Overview of Multitask Finetuning via Bayesian Model-Merging
The paper presents a novel approach to address the challenges inherent in multitask finetuning of large models. The increasing popularity of multitask finetuning, driven by the success of large pretrained models, necessitates an effective mechanism for weighing tasks to optimize performance. This process helps mitigate complications like data imbalance, task interference, and negative transfer. However, determining optimal weights is both difficult and computationally expensive. The authors propose leveraging Bayesian model-merging to generate fast previews, enabling more rapid exploration of the weighting space without exhaustive computation.
Key Contributions
The central contribution of this research lies in developing a Bayesian framework to design merging strategies via more flexible posterior distributions. Unlike previous methods that focus exclusively on selecting the best-performing weights, this method allows for a broader exploration of weights, potentially improving the quality of previews. The authors validate their approach across various benchmarks for both vision and natural-language transformers, demonstrating that flexible posteriors facilitate better previews and, consequently, enable more accurate multitask finetuning.
Methodology
The authors propose generating fast previews of performance across a range of task weights by reusing and averaging parameters of models trained on each task separately. A Bayesian approach is adopted to enhance preview quality by leveraging Gaussian and exponential-family posteriors to form new merging strategies.

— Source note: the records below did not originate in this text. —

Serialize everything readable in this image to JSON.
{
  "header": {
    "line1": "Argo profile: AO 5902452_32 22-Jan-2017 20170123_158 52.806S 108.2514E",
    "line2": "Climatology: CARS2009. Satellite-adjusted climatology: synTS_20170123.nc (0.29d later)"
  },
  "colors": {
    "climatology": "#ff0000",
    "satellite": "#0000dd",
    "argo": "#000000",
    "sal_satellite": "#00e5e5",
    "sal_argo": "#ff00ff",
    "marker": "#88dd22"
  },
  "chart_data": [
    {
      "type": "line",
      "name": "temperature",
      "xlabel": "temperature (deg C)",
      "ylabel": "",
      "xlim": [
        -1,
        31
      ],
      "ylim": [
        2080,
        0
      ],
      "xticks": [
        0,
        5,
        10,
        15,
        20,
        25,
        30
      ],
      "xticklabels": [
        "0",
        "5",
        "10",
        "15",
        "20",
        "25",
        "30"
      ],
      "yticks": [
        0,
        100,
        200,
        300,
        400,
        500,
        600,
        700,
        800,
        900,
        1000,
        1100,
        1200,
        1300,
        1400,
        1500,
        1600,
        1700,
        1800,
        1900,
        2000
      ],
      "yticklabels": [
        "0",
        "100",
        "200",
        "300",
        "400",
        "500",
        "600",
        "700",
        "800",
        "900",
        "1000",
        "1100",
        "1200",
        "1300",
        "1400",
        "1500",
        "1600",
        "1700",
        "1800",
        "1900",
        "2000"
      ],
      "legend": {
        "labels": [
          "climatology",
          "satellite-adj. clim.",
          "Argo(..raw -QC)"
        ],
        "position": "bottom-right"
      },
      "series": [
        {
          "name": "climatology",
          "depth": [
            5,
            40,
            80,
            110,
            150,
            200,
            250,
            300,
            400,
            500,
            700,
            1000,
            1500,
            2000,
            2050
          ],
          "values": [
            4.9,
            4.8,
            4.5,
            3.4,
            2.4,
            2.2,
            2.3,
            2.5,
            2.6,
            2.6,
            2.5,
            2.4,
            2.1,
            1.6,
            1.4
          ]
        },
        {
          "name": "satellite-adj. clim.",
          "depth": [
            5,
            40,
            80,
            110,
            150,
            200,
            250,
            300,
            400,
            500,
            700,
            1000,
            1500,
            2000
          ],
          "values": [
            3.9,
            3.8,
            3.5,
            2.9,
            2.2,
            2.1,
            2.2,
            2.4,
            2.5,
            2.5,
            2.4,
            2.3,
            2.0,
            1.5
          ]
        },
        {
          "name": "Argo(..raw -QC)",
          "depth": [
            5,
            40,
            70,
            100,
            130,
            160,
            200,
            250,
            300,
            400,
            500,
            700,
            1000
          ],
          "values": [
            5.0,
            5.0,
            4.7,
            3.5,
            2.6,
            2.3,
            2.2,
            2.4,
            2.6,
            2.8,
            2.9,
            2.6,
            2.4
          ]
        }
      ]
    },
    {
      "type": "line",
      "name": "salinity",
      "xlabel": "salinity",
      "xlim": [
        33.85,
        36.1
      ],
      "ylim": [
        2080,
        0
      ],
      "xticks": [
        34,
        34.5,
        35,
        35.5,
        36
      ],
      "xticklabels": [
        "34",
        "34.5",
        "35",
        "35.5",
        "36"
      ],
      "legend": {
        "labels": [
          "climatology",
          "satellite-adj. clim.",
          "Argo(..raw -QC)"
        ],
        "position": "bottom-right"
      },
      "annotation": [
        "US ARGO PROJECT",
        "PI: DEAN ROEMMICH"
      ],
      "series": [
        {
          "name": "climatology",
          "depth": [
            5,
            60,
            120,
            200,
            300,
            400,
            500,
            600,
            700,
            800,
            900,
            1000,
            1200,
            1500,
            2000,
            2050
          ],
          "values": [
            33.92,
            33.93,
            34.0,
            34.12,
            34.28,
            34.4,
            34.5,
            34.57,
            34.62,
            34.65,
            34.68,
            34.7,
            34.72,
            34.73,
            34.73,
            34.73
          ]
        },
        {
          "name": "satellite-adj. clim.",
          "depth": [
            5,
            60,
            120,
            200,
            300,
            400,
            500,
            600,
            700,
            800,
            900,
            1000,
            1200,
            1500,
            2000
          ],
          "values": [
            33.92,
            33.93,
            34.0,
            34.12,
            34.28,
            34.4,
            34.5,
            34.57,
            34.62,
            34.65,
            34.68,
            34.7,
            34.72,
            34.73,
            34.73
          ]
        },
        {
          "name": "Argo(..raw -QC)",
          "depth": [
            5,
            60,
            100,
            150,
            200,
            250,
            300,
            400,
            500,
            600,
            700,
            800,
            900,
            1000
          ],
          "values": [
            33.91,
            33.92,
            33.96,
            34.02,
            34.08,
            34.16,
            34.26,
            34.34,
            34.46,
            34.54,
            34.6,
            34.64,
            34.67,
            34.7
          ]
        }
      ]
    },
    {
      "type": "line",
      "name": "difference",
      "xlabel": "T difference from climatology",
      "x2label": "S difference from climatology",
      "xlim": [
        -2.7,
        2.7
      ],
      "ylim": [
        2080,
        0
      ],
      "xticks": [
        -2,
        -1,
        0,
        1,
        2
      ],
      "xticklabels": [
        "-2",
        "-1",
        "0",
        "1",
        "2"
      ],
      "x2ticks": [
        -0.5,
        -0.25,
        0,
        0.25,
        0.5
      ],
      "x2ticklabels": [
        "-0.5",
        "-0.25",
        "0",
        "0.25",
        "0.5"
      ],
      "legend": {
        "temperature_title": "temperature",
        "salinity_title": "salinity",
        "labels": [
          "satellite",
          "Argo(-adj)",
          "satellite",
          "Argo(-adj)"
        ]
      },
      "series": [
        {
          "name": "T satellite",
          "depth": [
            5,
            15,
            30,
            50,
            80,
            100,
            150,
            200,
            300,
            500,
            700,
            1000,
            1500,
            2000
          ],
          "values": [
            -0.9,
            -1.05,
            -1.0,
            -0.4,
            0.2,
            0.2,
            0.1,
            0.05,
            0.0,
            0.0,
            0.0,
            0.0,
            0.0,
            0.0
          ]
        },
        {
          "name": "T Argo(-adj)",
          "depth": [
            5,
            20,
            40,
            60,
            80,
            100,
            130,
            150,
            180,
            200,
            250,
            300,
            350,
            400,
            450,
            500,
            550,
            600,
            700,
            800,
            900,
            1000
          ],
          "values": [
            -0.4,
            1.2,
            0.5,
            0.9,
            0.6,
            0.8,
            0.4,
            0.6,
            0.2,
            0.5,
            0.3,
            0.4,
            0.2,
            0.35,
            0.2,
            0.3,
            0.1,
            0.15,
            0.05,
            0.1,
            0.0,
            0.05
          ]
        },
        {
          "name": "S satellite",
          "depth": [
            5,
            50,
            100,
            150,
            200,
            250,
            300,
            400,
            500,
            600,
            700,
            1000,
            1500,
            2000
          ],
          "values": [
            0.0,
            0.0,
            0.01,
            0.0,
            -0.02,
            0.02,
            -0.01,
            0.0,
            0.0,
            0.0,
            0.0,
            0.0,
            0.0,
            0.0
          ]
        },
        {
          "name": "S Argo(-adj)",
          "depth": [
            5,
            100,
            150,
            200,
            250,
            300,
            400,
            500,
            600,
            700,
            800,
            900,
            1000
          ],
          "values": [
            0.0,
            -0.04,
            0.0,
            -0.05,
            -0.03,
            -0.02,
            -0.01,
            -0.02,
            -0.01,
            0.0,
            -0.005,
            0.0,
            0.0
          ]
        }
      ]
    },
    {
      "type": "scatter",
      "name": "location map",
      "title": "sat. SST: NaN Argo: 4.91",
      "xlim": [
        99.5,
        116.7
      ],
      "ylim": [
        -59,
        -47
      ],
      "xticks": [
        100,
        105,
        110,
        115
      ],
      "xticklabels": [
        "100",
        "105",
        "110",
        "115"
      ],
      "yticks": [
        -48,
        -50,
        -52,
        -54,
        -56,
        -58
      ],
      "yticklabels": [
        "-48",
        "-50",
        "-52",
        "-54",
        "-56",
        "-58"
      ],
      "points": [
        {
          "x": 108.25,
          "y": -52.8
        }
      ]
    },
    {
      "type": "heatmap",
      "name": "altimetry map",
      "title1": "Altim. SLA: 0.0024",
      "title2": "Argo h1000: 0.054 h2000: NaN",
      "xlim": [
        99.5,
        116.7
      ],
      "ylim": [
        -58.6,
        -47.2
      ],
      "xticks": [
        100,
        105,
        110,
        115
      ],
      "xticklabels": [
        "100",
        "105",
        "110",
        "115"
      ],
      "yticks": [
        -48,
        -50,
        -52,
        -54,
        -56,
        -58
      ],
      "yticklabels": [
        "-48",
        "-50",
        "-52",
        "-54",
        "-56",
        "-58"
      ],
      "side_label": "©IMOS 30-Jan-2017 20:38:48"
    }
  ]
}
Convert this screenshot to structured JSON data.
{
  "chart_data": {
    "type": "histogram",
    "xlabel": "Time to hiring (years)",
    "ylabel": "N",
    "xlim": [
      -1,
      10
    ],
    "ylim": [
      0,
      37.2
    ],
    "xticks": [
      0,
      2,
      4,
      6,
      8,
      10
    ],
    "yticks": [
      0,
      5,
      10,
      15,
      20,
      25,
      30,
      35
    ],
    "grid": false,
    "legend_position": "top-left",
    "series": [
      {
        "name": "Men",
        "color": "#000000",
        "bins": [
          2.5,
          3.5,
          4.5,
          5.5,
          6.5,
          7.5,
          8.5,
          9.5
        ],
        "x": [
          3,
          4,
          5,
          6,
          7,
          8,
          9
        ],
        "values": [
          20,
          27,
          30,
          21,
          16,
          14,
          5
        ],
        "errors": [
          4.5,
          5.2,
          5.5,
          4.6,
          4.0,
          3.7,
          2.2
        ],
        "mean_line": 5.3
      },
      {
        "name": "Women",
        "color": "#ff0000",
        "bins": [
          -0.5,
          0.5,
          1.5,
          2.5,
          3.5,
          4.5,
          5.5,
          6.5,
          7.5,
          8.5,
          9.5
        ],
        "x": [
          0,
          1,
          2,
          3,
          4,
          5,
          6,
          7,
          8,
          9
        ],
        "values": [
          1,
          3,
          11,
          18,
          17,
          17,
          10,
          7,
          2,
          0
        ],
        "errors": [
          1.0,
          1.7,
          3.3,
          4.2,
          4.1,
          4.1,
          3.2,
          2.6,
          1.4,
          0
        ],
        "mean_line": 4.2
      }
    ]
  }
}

Three methodologies are presented:
- ADAM W-SG: Utilizing AdamW to derive Laplace posteriors and compute previews using Hessian-weighted merging.
- IVON-HESS: Applying variational learning through IVON, requiring fewer data passes, and yielding better results in computational efficiency.
- MULTI IVON-HESS: Expanding upon IVON by including multiple runs for enhanced posterior approximation through mixtures of Gaussians.
Experimental Validation
The authors demonstrate the efficacy of their method with experiments on multiple neural architectures including ResNets, Vision Transformers, and LLMs like GEMMA-2B. Results consistently indicate that using more expressive posteriors lead to previews that closely match multitask finetuned models. Moreover, more complex posterior forms, such as mixtures of Gaussians, can further refine the preview quality, albeit at greater computational cost.
Implications and Future Directions
This work implies significant potential to improve computer resource efficiency in training large models with multiple tasks. By providing a means to quickly assess weighting strategies, it steers the optimization process effectively, saving both time and computational resources. The proposed approach can standardize efficient multitask weighting across various applications in machine learning, from language translation to image classification.
Looking forward, there is an opportunity to reduce the cost associated with highly expressive posterior approximations like mixture-based approaches, particularly in scenarios involving very large models. Additionally, expanding this approach to incorporate more complex task interactions and introducing adaptive weighting strategies that could dynamically adjust based on intermediate task performance are promising avenues for further research.